KUALA LUMPUR: The government lost out RM4.89 billion in excise duty on completely-knocked-down (CKD) vehicles from 2015 to 2017, due to the various types of exemptions granted — including for state assemblymen, members of Parliament, embassies and the government.

Such exemptions were also extended to the Returning Expert Programme and the Malaysia My Second Home Programme, according to the findings of the federal ministries/departments section under the Auditor-General’s Report 2018 Series 1.

There were also exemptions given via special approval from the ministry of finance, and excise duty exemptions for energy-efficient vehicles (EEVs).
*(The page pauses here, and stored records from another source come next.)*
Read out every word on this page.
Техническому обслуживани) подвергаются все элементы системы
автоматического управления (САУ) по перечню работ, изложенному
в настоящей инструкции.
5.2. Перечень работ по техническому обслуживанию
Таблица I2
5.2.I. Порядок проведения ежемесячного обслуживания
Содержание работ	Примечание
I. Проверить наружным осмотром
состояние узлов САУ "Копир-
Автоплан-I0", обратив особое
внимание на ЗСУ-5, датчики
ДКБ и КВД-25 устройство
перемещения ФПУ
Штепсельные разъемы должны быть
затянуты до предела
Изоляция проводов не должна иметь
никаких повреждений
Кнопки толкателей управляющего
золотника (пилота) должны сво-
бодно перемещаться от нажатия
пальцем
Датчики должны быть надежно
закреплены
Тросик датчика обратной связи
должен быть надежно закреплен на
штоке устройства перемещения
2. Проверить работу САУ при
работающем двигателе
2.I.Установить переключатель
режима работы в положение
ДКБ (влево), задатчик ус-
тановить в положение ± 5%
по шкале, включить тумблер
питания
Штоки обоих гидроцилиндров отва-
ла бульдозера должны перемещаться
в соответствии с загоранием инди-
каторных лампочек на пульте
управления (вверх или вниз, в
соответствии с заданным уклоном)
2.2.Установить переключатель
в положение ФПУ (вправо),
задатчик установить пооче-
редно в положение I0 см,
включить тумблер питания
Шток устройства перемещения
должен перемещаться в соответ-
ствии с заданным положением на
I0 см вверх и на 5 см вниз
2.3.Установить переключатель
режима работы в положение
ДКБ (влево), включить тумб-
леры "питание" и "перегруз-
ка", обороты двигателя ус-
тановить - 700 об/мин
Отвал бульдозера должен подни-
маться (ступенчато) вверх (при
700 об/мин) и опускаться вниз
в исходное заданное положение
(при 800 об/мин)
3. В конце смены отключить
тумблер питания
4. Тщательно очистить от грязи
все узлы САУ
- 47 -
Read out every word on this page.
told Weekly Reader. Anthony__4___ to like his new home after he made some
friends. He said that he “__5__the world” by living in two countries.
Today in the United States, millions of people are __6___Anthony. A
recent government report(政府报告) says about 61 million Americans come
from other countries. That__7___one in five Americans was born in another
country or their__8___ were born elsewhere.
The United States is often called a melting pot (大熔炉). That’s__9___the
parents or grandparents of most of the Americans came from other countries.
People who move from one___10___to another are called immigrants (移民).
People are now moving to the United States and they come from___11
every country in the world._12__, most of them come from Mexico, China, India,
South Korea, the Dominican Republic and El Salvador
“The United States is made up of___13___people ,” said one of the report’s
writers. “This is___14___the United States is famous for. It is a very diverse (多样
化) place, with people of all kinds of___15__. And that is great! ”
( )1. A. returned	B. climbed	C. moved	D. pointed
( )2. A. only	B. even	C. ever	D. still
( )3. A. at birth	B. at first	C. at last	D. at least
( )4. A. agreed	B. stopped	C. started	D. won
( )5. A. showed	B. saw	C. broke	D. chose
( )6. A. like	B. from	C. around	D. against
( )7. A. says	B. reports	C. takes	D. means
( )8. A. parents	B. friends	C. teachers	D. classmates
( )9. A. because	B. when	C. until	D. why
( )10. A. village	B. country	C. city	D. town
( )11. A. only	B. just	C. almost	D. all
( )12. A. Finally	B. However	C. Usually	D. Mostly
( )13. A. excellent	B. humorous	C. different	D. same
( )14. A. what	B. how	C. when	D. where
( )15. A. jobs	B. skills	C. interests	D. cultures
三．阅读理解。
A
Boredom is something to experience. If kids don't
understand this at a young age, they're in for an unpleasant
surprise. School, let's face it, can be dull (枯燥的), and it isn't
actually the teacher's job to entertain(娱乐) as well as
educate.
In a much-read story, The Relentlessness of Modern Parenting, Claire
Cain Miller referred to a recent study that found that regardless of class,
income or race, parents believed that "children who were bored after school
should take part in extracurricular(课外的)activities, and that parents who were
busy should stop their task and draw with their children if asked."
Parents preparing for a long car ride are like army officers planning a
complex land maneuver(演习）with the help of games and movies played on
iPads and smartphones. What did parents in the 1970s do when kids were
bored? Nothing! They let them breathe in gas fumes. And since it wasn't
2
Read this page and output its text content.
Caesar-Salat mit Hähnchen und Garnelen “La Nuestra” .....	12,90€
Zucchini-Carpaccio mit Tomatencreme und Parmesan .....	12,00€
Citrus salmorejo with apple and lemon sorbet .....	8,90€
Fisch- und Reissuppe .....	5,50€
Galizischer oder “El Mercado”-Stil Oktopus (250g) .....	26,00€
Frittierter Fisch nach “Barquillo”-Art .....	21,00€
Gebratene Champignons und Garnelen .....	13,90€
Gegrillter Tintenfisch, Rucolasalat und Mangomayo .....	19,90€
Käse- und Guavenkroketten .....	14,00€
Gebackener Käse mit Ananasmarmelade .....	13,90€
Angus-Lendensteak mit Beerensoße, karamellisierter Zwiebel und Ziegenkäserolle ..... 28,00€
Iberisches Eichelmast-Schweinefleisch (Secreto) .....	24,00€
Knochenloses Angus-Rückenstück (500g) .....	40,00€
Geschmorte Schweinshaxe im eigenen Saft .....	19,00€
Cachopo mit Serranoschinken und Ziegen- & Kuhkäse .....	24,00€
During this period, 100% excise duty exemption was approved for 73,250 units of CKD vehicles.

From the RM4.89 billion tally, the excise duty exemptions granted to three states alone — namely Pahang, Kedah and Selangor — came up to RM4.095 billion (83.75%).

The report also noted that the bulk of the excise duty exemption is for EEVs and fleet management service provider Spanco Sdn Bhd’s vehicles, which covered RM3.862 billion (94.3%) of all approved exemptions.

“In the opinion of the audit, the rating of EEVs by the Road Transport Department is based on the definition of UN R101, which has not been fully adopted, especially in relation to carbon emissions,” said the report.

Hence, it is of the opinion that the 100% exemption in excise duty on manufacturers’ application needs to be reviewed.

This is so that excise duty exclusions will not affect the collection of state revenue and, concurrently, ensure the success of the National Automotive Policy 2014.